Ekinom dari UMMU, Sofyan Abas menilai pendekatan pemerintah masih terjebak pada logika administratif yang dangkal, sekadar mengukur keberhasilan dari besaran anggaran dan tingkat realisasi, bukan dari dampak nyata bagi masyarakat.
“Dalam konteks daerah kepulauan seperti Maluku Utara, ukuran keberhasilan pendidikan tidak bisa hanya dilihat dari serapan anggaran. Yang jauh lebih penting adalah akses spasial, pemerataan antar pulau, kecukupan guru, dan kualitas layanan yang benar-benar dirasakan siswa di wilayah terpencil,” tegasnya.

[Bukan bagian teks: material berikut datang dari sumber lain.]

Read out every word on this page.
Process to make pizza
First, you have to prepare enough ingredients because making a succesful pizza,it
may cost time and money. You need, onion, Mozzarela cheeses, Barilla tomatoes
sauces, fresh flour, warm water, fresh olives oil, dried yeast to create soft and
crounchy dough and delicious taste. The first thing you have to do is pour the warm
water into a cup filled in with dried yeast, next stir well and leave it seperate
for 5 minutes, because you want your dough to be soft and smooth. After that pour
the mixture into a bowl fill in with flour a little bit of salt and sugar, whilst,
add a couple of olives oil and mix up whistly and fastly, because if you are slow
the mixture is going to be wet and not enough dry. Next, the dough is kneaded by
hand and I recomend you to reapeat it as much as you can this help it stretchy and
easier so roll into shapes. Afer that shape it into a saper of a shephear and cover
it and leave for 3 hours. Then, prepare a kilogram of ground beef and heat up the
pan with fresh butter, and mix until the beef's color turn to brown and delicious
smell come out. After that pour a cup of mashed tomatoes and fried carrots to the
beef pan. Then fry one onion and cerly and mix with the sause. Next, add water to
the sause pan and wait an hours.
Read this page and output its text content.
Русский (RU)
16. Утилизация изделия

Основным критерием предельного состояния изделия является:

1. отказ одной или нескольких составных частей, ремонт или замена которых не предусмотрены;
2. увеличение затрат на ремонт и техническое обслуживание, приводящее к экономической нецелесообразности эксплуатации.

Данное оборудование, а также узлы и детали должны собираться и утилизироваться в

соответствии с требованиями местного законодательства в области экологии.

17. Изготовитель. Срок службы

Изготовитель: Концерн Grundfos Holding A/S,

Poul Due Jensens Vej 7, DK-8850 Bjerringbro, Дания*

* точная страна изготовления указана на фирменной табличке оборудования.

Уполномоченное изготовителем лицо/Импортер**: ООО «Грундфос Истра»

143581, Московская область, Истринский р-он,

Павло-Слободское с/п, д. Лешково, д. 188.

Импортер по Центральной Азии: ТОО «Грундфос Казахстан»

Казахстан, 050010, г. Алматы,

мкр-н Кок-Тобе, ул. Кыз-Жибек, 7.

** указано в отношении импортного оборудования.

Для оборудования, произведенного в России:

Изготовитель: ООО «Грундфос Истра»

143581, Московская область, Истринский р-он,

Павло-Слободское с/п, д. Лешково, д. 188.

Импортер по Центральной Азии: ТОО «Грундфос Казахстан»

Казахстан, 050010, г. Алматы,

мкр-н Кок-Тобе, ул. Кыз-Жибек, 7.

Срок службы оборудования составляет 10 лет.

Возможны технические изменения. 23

Anggaran Besar, Arah Kebijakan Dipertanyakan
Secara fiskal, alokasi pendidikan tahun 2025 mencapai Rp816,19 miliar dengan realisasi 95,55 persen. Namun, struktur anggaran menunjukkan masalah serius. Porsi terbesar justru terserap pada program penunjang pemerintahan sebesar Rp491,17 miliar, sementara program khusus untuk pendidik dan tenaga kependidikan hanya Rp29,24 miliar.
Menurut Sofyan, komposisi ini mengirim pesan yang keliru.
“Guru diakui penting, tetapi tidak ditempatkan sebagai pusat reformasi pendidikan. Padahal di wilayah kepulauan, problem utama justru ada pada distribusi dan keberlangsungan tenaga pengajar,” kritiknya.
Ia menambahkan, dalam konteks geografis Maluku Utara, biaya pendidikan tidak hanya berada di ruang kelas, tetapi juga mencakup transportasi laut, distribusi logistik pendidikan, konektivitas internet, hingga insentif bagi guru agar bertahan di daerah terpencil.